Açores em projeto de prevenção personalizada do cancro
Hoje 09:35
— Rui Jorge Cabral
O Centro de Oncologia dos Açores integra a Rede de Ação Conjunta de
Especialistas em Cancro, uma iniciativa financiada pela União Europeia. Nesta
rede existem vários grupos de trabalho que abordam desde as diferentes
vertentes da prevenção às novas tecnologias de tratamento, passando
pelos cuidados paliativos e pela sobrevivência ao cancro. O Centro de Oncologia dos Açores integra esta rede europeia na área da prevenção personalizada do cancro. E
como se faz a prevenção personalizada? Analisando, por exemplo, a
interação entre fatores genéticos ou geográficos, ambientais e estilos
de vida, para que se possa fazer um mapeamento dos fatores de risco do
cancro, que permita a implementação de estratégias dirigidas a uma
população específica. Conforme explica em declarações ao Açoriano
Oriental o presidente do Centro de Oncologia dos Açores, João Macedo, a
prevenção personalizada nos Açores irá permitir, com o recurso à
inteligência artificial e às potencialidades do projeto do Hospital
Digital, uma melhor seleção da população de risco, das estratégias e até
das zonas do arquipélago onde é preciso atuar de uma forma mais intensa
para prevenir o surgimento de cancros. Até porque, afirma João
Macedo, “o cancro é uma área que, não só aqui nos Açores, mas também a
nível nacional e internacional, vai crescer muito nos próximos anos em
termos de incidência”, devido ao crescimento e envelhecimento da
população, colocando cada vez maior pressão nos sistemas de saúde.Refira-se
que a Rede de Ação Conjunta de Especialistas em Cancro (JANE na sigla
inglesa) é atualmente um dos mais relevantes projetos europeus na área
da oncologia, reunido 121 organizações - entre elas o Centro de
Oncologia dos Açores - de 29 países europeus.Esta rede realizou
recentemente um encontro em Ponta Delgada, dedicado à prevenção primária
e secundária personalizada do cancro, com o objetivo de desenvolver
estratégias preventivas inovadoras.
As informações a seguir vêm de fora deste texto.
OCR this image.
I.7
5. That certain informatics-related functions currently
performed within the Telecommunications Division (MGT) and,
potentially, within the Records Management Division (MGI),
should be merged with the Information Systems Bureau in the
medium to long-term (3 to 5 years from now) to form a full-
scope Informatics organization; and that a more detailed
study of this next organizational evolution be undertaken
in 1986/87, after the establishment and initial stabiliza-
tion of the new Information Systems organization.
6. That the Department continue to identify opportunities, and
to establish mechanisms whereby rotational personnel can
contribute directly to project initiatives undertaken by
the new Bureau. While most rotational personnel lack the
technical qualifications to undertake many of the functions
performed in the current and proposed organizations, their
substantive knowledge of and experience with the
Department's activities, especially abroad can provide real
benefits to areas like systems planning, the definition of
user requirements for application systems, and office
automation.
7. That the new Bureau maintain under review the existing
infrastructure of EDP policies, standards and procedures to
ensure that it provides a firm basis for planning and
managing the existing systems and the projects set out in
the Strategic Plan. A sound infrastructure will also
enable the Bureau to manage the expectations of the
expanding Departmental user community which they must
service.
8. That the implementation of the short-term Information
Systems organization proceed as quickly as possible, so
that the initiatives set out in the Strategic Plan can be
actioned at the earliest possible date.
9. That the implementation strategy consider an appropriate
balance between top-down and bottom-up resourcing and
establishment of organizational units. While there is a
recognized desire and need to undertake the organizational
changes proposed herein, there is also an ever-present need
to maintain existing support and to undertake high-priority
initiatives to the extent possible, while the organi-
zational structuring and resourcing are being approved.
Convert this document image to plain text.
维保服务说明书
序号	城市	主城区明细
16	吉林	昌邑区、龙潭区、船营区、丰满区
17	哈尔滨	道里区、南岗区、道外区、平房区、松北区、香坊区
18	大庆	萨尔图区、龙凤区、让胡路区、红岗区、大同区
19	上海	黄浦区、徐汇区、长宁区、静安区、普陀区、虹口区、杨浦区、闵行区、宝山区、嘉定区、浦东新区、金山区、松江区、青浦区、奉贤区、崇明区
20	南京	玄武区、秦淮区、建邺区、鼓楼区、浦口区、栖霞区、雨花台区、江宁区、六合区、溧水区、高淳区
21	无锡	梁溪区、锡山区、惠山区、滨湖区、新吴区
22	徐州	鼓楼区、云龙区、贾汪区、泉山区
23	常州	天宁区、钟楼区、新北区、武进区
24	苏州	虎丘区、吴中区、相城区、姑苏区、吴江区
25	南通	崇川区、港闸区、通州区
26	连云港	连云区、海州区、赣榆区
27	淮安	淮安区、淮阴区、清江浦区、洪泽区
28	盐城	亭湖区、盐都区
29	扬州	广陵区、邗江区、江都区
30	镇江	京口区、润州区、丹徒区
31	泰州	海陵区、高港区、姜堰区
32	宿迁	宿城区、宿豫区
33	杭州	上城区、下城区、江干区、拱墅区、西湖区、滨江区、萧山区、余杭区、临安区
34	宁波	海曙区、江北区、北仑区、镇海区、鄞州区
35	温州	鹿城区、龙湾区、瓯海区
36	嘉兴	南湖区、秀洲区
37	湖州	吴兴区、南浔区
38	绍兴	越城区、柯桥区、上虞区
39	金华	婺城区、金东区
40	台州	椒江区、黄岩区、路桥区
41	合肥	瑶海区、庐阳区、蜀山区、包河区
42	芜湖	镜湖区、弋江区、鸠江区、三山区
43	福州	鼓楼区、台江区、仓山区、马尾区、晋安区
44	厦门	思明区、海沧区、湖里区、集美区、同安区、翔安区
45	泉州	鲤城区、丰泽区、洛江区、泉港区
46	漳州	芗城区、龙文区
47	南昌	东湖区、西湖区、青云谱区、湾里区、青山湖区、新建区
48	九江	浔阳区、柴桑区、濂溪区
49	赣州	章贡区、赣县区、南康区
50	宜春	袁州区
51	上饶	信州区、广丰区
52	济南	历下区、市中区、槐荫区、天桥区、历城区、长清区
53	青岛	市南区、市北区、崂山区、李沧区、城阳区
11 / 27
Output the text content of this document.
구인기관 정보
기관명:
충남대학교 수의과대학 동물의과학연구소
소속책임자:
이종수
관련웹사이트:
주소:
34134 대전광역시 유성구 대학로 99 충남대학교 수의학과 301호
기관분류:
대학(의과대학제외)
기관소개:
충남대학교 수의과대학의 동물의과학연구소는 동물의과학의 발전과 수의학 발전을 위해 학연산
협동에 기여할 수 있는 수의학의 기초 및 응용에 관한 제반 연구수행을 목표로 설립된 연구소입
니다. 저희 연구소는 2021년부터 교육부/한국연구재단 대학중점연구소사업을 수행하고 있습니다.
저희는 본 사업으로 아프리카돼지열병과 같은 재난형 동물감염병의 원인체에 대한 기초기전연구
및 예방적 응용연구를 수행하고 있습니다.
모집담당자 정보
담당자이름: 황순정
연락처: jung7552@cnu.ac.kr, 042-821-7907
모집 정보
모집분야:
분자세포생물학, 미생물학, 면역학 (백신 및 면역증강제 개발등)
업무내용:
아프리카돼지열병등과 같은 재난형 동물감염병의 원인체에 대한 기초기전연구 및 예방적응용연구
O Centro de Oncologia dos Açores
lidera em conjunto com a Faculdade de Medicina da Universidade do Porto
uma tarefa específica desta rede relacionada com a prevenção
personalizada do cancro, com o objetivo de desenvolver normas
orientadoras inovadoras para políticas na área da prevenção
personalizada do cancro. Nesta área há desafios que se colocam a
nível europeu e transversal, nalguns casos, mas também ao nível mais
específico dos Açores. Por exemplo, a um nível transversal, está o
desenvolvimento de estratégias dirigidas às populações imigrantes,
muitas delas provenientes de países onde não tiveram o mesmo
acompanhamento de saúde na infância que existe na Europa.No caso
específico dos Açores, estão já definidas no Plano Regional de Saúde
duas áreas prioritárias para onde deve serdirecionada a prevenção
personalizada do cancro. Uma delas é o combate ao tabagismo porque,
conforme explica JoãoMacedo, “nós temos no consumo de tabaco um grave
problema, que é um fator de risco não só para o cancro, mas também para
outras doenças, sendo aliás responsável pela grande maioria dos cancros
do pulmão”. E o cancro do pulmão é o que regista maior mortalidade
nos Açores. Nesse sentido, existe o projeto-piloto do rastreio do cancro
do pulmão. Mas também o cancro colorretal tem muita prevalência nos
Açores. E conforme afirma o presidente do Centro de Oncologia dos
Açores, “vamos ter uma aposta muito forte na melhoria da participação no
rastreio” do cancro colorretal, “porque ainda não é tão elevada como
nós gostaríamos”. E para uma prevenção mais personalizada, irá
recorrer-se a ferramentas de inteligência artificial com o objetivo de
melhorar a participação no rastreio do cancro colorretal nos grupos de
maior risco. Outro fator essencial é a literacia em saúde. Isto
porque, conclui João Macedo, “os resultados em saúde não dependem tanto,
como tendemos a pensar, do sistema de saúde. A literatura diz que o
sistema de saúde tem um impacto inferior a 30%”, tendo a literacia em
saúde um impacto muito superior. Ou seja, a informação que capacita
as pessoas para adaptarem os seus hábitos e poderem ter estilos de vida
que permitam evitar a médio e longo prazo o aparecimento de doenças.